My mom passed away on Monday. She was 86 years old. Truth be told, the last few years of her life were filled with too much suffering. For that reason, I’m actually “glad” she’s at rest – and finally at peace. Remarkably, despite my having spent the past 54 years sharing it, I know very little about my mom’s life – I mean the parts that really matter, the matters of her heart. She, not unlike my dad, was always very circumspect when it came to revealing those things about herself (e.g., what her childhood was like (aside from her telling us generally that, tragically, she lost her mother when she was very young, as well as a few of her siblings), what she was like as a teenager and young adult, what her dreams and aspirations had been, what were her greatest joys and disappointments in life, what she thought about in her quiet moments, etc.). She was a very private woman, but I often sensed she had a troubled soul, one that wished it could find a way to “better” express itself, one that longed to be more transparent, more vulnerable. Only now am I beginning to realize and process what are apparently some very complex (and strong) emotions that I have regarding my mom and my relationship with her. It will be interesting to see where that journey leads – to say the least. In the meantime, I can’t help but feel many of the same emotions I did the day I stood in the circular drive at Mobile Hall, my freshman dorm at Spring Hill College (in the Fall of 1976) and watched my mom and dad drive away – more than a little lost, scared and sad . . . Only this time, I realize they’re not coming back.
May 7, 2001
With Mother’s Day just around the corner, I thought I would take a moment and THANK YOU for being a good Mom – something I’m not sure I’ve ever really done and something I realize neither this note or any Hallmark card could ever adequately do.

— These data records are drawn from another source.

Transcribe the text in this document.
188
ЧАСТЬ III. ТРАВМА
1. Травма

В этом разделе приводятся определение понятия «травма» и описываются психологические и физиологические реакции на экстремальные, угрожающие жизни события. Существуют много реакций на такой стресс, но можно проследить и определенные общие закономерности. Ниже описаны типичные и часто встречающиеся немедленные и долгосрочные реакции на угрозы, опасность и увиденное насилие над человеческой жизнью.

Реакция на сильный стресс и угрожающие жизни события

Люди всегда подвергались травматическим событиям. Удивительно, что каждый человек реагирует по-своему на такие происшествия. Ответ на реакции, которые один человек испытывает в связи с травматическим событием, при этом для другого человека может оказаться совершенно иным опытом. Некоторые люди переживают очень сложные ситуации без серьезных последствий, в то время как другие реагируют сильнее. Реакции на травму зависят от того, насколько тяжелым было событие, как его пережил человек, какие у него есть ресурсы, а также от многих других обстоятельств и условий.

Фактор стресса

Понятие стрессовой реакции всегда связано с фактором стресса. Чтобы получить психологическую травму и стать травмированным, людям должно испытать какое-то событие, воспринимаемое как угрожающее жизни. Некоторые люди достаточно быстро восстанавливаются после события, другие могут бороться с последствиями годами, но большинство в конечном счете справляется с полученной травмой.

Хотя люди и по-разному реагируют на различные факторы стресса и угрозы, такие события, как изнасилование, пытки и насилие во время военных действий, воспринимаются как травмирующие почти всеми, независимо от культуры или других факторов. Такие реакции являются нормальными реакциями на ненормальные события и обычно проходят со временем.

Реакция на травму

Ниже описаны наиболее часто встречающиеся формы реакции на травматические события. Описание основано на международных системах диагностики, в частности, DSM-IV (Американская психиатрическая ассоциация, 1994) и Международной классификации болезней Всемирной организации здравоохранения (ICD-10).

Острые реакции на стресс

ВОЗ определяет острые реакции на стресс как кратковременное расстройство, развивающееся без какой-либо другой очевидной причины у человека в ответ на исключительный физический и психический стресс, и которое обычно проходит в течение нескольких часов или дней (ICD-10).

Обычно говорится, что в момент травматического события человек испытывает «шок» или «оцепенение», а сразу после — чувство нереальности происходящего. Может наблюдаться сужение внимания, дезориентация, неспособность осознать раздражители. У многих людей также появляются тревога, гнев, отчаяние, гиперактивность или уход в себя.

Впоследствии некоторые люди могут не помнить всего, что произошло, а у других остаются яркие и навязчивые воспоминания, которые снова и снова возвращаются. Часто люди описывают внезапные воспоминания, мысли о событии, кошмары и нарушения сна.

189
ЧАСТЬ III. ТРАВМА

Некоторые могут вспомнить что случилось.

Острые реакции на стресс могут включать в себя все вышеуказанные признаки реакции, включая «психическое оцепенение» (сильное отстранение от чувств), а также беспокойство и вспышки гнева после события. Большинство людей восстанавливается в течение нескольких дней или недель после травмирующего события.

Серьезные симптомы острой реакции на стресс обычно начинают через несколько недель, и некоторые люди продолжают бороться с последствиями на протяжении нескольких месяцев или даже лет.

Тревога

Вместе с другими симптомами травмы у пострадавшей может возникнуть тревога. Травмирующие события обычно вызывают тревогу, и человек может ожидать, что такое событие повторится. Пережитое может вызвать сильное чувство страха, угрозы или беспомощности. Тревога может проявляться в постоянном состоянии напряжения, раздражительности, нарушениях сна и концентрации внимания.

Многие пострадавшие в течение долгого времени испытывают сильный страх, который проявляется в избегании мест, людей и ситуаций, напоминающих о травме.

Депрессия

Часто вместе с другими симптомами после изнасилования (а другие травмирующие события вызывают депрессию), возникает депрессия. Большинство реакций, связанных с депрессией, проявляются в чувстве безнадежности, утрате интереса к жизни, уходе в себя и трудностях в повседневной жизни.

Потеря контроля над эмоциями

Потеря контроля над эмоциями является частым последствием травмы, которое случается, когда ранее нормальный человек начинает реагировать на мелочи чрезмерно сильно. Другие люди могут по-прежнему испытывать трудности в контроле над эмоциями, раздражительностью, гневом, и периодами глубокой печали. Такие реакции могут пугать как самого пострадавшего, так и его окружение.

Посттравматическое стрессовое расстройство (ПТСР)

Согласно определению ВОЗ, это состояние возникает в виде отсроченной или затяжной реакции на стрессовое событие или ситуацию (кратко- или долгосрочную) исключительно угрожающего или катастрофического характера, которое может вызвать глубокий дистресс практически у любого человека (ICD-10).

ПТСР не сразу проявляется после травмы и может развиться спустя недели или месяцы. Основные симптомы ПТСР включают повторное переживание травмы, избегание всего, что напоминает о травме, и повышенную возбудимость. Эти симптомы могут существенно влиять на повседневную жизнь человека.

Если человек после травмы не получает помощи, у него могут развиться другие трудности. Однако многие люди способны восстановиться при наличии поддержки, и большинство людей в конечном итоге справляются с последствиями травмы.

I suppose it takes years of actually being a parent to fully understand all the things that are required to be a good one – the self-sacrifice, the patience, the understanding, the boundless energy, the commitment – all things that you (and Dad) consistently exhibited throughout our lives.
Were there things we wish you had done or not done or handled differently? Probably. But one of the neat things about “growing up” and becoming a parent ourselves is that we get to try a different way of doing some of those “things” on our own children and, I suspect, more often than not discover that our parents’ ways of doing them may not have been “so bad” after all!
Were there things we wish we had done differently – well, truth is, there are lots of those too! And, at the top of that list, at least for me, is a wish that I’d taken the time to say THANK YOU more often . . .
Thank you for caring.
Thank you for supporting.
Thank you for making sure we always had a meal ready when it was time to eat.
Thank you for making sure we got to school on time and understood the importance of timeliness, attendance and education.
Thank you for ensuring that we had a neat and clean house to come home to.
Thank you for applauding our successes.
Thank you for listening when we needed to vent.
Thank you for keeping us mostly out of trouble and pointed in the “right” direction.
Thank you for being involved.
In short, THANKS for being a GOOD MOM!
Rest in peace Mom and say “hi” to Dad if you happen to see him. I miss him.